Aurélie Wouanti sur les traces de Keylor Navas
Pourtant bien partie pour faire valoir ses compétences ailleurs après une licence nationale en Droit privé délivré par l’État béninois ou encore à exercer en tant que guide touristique, Aurélie Adelaïde WOUANTI guide plutôt aujourd’hui le cuir rond dans les 7m32. Surprenant n’est-ce pas? Agée seulement de dix-huit (18) ans en 2021, celle qui a vu le jour dans la ville capitale du Bénin (Porto-Novo) est internationale béninoise et gardienne de but à Espoir FC de Cotonou (D1). Dotée d’un réflexe inouï à vite lire le jeu des adversaires, sa parade de grande classe, ses détentes et mêmes ses relances sont de nature à anéantir les efforts de l’attaque d’en face. Du haut de ses 1m60 pour 53 kg, Aurélie inspire confiance et sérénité dans les cages. Alors que le soleil s’apprêtait à rejoindre le coucher en ce début de soirée, visage crispé sans nul doute sous le poids de la fatigue, des joues et l’avant-bras couverts de sueur et de sable, les chaussettes sur l’épaule gauche, des crampons attachés au cours, le sac au dos entrouvert laissant voir une bouteille d’eau vide, à peine nous a-t-elle vu qu’elle lâcha « Héé LiveBénin… vous êtes à l’heure-là! ». Nous étions au stade René Pleven d’Akpakpa. Il est bientôt 18h après un soleil ardent quand nous avons sorti notre micro !
LiveBénin : Le football au départ n'était pas une priorité pour toi, d'où est donc partie cette idée?
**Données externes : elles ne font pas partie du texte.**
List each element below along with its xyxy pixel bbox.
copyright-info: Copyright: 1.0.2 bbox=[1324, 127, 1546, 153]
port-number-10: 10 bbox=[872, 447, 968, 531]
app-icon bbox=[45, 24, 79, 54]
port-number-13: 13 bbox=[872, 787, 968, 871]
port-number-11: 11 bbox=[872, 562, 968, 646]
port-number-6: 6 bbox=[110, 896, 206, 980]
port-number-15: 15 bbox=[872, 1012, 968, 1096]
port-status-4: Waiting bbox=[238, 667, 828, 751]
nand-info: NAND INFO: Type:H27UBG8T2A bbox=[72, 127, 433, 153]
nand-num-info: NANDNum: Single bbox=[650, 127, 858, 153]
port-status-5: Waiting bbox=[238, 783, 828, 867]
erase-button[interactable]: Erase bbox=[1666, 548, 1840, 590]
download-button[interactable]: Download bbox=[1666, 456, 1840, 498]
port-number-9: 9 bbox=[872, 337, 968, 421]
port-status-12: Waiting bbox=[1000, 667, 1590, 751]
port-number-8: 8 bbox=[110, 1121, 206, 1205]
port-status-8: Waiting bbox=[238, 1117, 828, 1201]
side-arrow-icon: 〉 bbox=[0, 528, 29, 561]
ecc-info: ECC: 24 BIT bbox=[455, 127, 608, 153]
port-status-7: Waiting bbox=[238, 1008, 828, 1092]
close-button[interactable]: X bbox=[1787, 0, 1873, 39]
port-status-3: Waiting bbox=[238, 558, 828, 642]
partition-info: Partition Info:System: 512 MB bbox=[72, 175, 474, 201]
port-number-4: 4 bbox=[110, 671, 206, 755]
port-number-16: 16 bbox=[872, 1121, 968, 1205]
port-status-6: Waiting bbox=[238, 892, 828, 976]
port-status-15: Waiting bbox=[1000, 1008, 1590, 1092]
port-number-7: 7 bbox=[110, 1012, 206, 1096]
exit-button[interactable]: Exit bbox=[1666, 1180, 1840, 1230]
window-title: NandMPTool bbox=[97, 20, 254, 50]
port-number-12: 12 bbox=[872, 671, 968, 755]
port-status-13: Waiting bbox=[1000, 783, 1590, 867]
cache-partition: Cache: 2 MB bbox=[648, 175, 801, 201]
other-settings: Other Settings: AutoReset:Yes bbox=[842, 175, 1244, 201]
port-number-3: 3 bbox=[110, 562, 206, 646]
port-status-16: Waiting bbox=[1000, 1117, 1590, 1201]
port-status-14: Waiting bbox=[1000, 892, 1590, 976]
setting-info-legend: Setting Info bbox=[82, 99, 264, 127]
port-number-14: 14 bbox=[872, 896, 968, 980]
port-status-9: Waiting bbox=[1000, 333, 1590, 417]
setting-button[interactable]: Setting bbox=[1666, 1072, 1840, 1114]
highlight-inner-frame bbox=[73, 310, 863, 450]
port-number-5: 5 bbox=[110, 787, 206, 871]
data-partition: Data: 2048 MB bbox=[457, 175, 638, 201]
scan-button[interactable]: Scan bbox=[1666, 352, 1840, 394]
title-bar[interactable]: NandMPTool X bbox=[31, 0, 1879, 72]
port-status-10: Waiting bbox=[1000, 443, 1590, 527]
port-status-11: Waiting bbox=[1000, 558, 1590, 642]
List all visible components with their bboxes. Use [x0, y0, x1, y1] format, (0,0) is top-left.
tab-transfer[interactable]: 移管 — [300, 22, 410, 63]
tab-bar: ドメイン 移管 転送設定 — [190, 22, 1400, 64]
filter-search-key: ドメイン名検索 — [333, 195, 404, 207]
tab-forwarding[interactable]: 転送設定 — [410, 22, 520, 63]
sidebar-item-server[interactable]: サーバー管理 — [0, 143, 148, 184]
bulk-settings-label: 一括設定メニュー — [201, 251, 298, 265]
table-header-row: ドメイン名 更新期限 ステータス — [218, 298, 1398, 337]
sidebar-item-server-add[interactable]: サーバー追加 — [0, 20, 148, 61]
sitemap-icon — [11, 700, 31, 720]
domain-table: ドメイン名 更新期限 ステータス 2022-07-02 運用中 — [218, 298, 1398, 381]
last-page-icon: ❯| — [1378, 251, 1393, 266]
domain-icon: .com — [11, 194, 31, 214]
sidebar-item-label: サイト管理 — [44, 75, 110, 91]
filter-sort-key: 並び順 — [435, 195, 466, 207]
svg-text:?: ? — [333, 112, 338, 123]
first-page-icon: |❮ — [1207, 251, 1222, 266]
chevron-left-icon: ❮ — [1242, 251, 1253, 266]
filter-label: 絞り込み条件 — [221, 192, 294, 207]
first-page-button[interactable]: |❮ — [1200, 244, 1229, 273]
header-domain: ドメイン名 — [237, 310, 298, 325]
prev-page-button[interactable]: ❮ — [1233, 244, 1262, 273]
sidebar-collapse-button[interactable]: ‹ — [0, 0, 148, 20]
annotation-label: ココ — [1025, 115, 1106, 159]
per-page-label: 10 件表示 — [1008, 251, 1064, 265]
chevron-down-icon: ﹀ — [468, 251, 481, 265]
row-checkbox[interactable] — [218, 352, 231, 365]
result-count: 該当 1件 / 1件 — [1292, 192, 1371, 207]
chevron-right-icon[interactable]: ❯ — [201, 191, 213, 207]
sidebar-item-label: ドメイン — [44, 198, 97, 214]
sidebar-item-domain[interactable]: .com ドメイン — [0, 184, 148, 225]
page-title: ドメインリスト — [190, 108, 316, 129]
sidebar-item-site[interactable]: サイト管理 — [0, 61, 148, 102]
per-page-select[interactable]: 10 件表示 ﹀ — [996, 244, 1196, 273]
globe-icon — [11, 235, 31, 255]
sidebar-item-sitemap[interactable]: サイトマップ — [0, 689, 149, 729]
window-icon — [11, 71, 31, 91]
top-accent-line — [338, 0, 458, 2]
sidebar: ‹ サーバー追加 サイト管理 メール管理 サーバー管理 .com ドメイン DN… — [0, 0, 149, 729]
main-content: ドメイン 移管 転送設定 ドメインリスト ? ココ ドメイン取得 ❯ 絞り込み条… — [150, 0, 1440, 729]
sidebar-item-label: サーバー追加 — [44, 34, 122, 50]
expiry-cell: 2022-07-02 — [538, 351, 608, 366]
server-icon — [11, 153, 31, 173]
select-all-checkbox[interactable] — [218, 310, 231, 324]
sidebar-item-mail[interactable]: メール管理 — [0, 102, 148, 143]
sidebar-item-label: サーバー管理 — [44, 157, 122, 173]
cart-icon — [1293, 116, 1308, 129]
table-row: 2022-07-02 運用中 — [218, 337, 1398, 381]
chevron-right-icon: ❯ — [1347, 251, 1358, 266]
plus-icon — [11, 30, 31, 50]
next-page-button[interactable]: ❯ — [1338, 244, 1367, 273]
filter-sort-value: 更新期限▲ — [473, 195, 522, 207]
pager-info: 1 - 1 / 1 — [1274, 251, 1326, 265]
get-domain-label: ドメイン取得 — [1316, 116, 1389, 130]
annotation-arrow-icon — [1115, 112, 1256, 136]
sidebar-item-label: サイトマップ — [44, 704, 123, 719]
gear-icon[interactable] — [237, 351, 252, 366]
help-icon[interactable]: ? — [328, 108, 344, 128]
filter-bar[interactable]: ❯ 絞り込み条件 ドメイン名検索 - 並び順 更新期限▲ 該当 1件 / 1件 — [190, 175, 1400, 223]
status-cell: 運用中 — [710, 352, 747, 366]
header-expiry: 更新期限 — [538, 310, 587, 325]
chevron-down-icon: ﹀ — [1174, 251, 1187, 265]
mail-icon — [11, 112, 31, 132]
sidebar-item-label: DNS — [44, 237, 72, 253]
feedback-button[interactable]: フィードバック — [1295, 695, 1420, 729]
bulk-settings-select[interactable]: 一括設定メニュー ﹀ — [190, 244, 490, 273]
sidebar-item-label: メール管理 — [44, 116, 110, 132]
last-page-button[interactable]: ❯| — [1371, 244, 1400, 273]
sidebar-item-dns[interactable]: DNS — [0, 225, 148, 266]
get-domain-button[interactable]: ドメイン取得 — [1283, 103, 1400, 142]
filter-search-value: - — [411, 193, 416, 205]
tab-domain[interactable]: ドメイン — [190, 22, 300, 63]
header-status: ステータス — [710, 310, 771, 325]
Aurélie WOUANTI : J'étais une fois en salle lorsqu’un communiqué est passé et qui disait que les filles qui désirent jouer au football sont invitées le mercredi soir pour commencer les entraînements avec des blanches venues l'Allemagne. Je me suis donc inscrite. D'abord, le football était une activité qui me passionnait et une fois que j'ai eu l'occasion, je me suis lancée et voilà comment j'ai commencé. Ensuite j'ai répondu présente à la séance. Le début ne me motivait pas mais je prenais ça comme un instrument de distraction au lieu de la danse traditionnelle que j'aimais. Puis j'ai commencé par m'habituer et laisser la danse pour le football.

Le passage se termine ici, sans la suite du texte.